In a bustling corner of Sag Harbor village, designer Kristin Fine and ALT for Living founder Analisse Taft-Gersten have opened a shop that questions its designation as such. Housed in a 19th-century Greek Revival Colonial, the 1818 Collective gets its name from the era of the building, Fine and Taft-Gersten’s birthdays and the number’s association with abundance.

Abundant is an apt qualifier for the sunlit space, which the pair have lovingly restored, reinspirited and filled with design discoveries from a growing list of vendors represented exclusively for the Hamptons market. Take the walls and millwork, which are swathed in Ressource Paints and outfitted with Blanche Jelly and Studio Henry Wilson hardware. Or the tactile, ceramic lighting fixtures by artist Olivia Cognet that softly illuminate a mix of vintage and contemporary furnishings.
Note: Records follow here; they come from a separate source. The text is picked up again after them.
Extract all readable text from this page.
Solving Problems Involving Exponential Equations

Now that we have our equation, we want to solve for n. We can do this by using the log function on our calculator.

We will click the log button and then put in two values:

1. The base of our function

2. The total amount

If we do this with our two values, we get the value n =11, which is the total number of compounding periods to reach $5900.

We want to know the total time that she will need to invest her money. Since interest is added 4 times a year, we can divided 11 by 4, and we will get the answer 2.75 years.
The common thread is simply “an element of surprise,” notes Fine. “The friction is what makes things cool,” adds Taft-Gersten. “We’re like a Bon Iver song—there’s a lot of instruments coming in!”
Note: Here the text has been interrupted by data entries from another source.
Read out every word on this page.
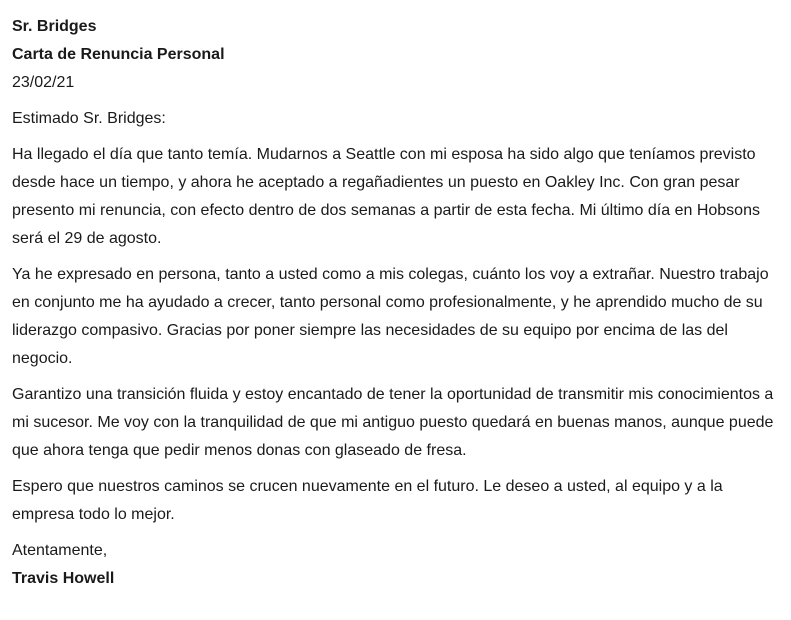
Sr. Bridges

Carta de Renuncia Personal

23/02/21

Estimado Sr. Bridges:

Ha llegado el día que tanto temía. Mudarnos a Seattle con mi esposa ha sido algo que teníamos previsto desde hace un tiempo, y ahora he aceptado a regañadientes un puesto en Oakley Inc. Con gran pesar presento mi renuncia, con efecto dentro de dos semanas a partir de esta fecha. Mi último día en Hobsons será el 29 de agosto.

Ya he expresado en persona, tanto a usted como a mis colegas, cuánto los voy a extrañar. Nuestro trabajo en conjunto me ha ayudado a crecer, tanto personal como profesionalmente, y he aprendido mucho de su liderazgo compasivo. Gracias por poner siempre las necesidades de su equipo por encima de las del negocio.

Garantizo una transición fluida y estoy encantado de tener la oportunidad de transmitir mis conocimientos a mi sucesor. Me voy con la tranquilidad de que mi antiguo puesto quedará en buenas manos, aunque puede que ahora tenga que pedir menos donas con glaseado de fresa.

Espero que nuestros caminos se crucen nuevamente en el futuro. Le deseo a usted, al equipo y a la empresa todo lo mejor.

Atentamente,

Travis Howell
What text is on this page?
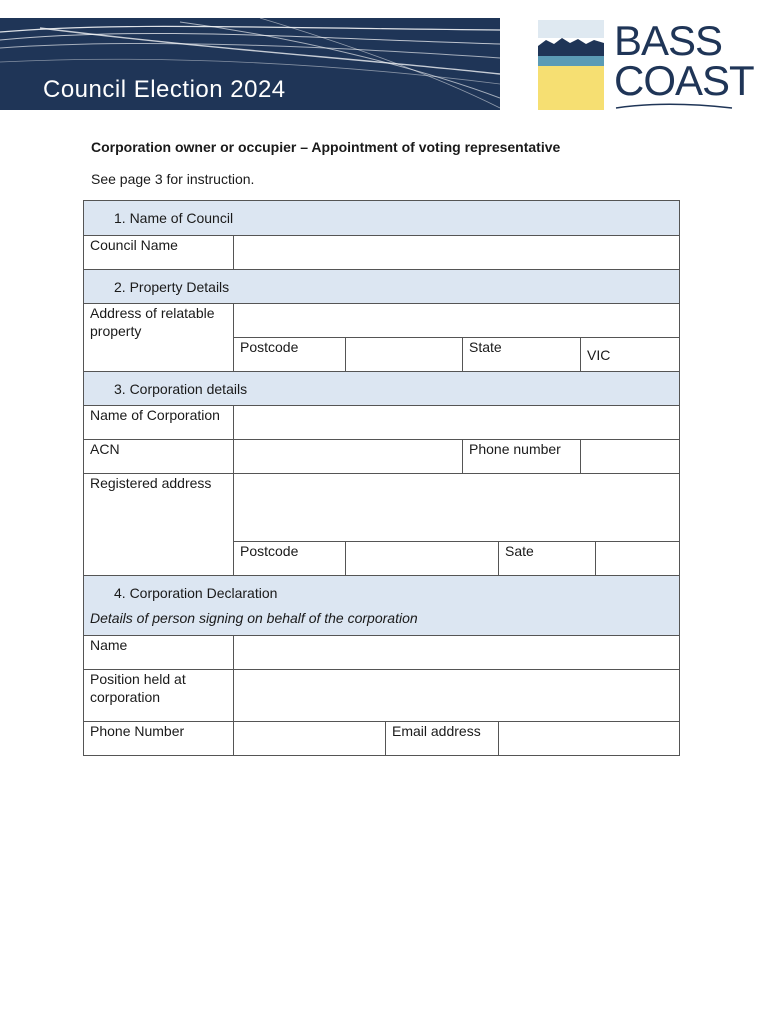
Council Election 2024
BASS
COAST
Corporation owner or occupier – Appointment of voting representative
See page 3 for instruction.
1. Name of Council							
Council Name							
2. Property Details							
Address of relatable property							
	Postcode			State		VIC	
3. Corporation details							
Name of Corporation							
ACN				Phone number			
Registered address							
	Postcode				Sate		

4. Corporation Declaration
Details of person signing on behalf of the corporation							

Name							
Position held at corporation							
Phone Number			Email address				
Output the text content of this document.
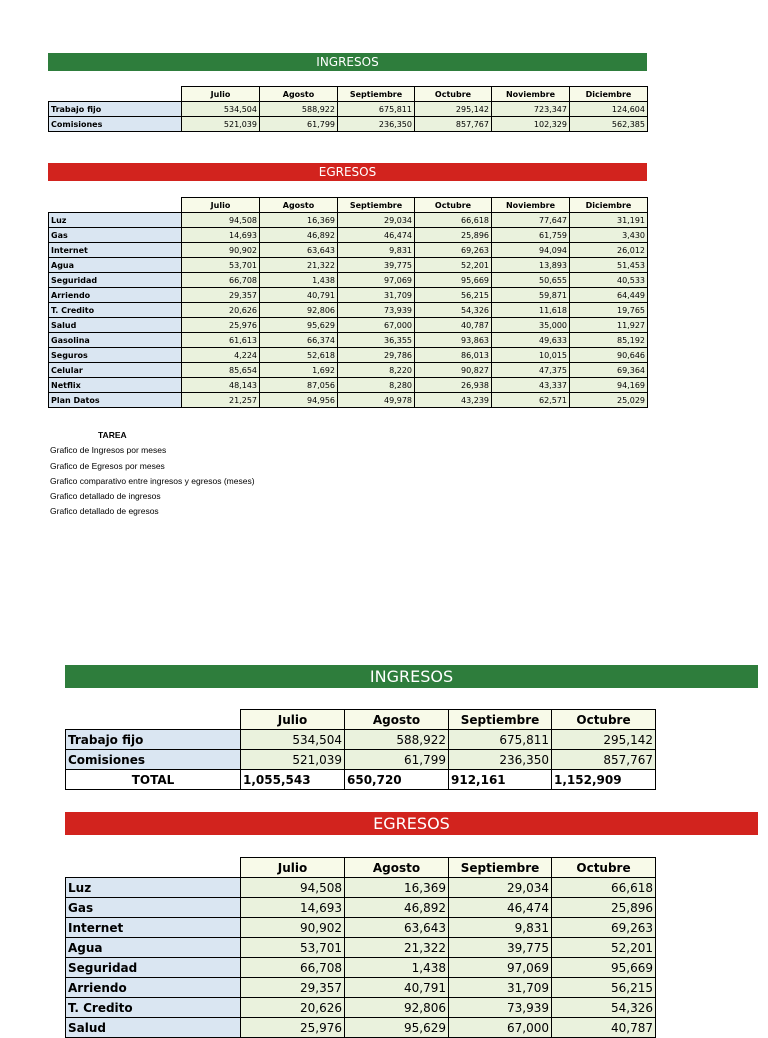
INGRESOS
	Julio	Agosto	Septiembre	Octubre	Noviembre	Diciembre
Trabajo fijo	534,504	588,922	675,811	295,142	723,347	124,604
Comisiones	521,039	61,799	236,350	857,767	102,329	562,385
EGRESOS
	Julio	Agosto	Septiembre	Octubre	Noviembre	Diciembre
Luz	94,508	16,369	29,034	66,618	77,647	31,191
Gas	14,693	46,892	46,474	25,896	61,759	3,430
Internet	90,902	63,643	9,831	69,263	94,094	26,012
Agua	53,701	21,322	39,775	52,201	13,893	51,453
Seguridad	66,708	1,438	97,069	95,669	50,655	40,533
Arriendo	29,357	40,791	31,709	56,215	59,871	64,449
T. Credito	20,626	92,806	73,939	54,326	11,618	19,765
Salud	25,976	95,629	67,000	40,787	35,000	11,927
Gasolina	61,613	66,374	36,355	93,863	49,633	85,192
Seguros	4,224	52,618	29,786	86,013	10,015	90,646
Celular	85,654	1,692	8,220	90,827	47,375	69,364
Netflix	48,143	87,056	8,280	26,938	43,337	94,169
Plan Datos	21,257	94,956	49,978	43,239	62,571	25,029
TAREA
Grafico de Ingresos por meses
Grafico de Egresos por meses
Grafico comparativo entre ingresos y egresos (meses)
Grafico detallado de ingresos
Grafico detallado de egresos
INGRESOS
	Julio	Agosto	Septiembre	Octubre
Trabajo fijo	534,504	588,922	675,811	295,142
Comisiones	521,039	61,799	236,350	857,767
TOTAL	1,055,543	650,720	912,161	1,152,909
EGRESOS
	Julio	Agosto	Septiembre	Octubre
Luz	94,508	16,369	29,034	66,618
Gas	14,693	46,892	46,474	25,896
Internet	90,902	63,643	9,831	69,263
Agua	53,701	21,322	39,775	52,201
Seguridad	66,708	1,438	97,069	95,669
Arriendo	29,357	40,791	31,709	56,215
T. Credito	20,626	92,806	73,939	54,326
Salud	25,976	95,629	67,000	40,787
While the ladies see the showroom as their “tether to the ground,” in Fine’s words, the collective is intended as a creative incubator: a place for exhibitions, book signings, parties, artist visits and more. They’ve even managed to tuck two charming sleeping lofts in the second-story eaves. Crucially, they hope to provide a home out East for the local design community, as well as “design-curious” passersby, per Taft-Gersten.

In its nascent summer, the 1818 Collective is poised to evolve with the times. “There’s rigidity in traditional brick-and-mortar. If we sell out the floor, we want to be able to close the drapes and hang a sign on the door that says ‘Gone shopping in Paris,’” shares Fine. Adds Taft-Gersten, “Making this ‘The House of No Rules’ is how we want to live now.”

showroom owners pose in their store space

Analisse Taft-Gersten and Kristin Fine in the freshly renovated 1818 Collective during the spring of 2022, when visions for the space were still taking shape.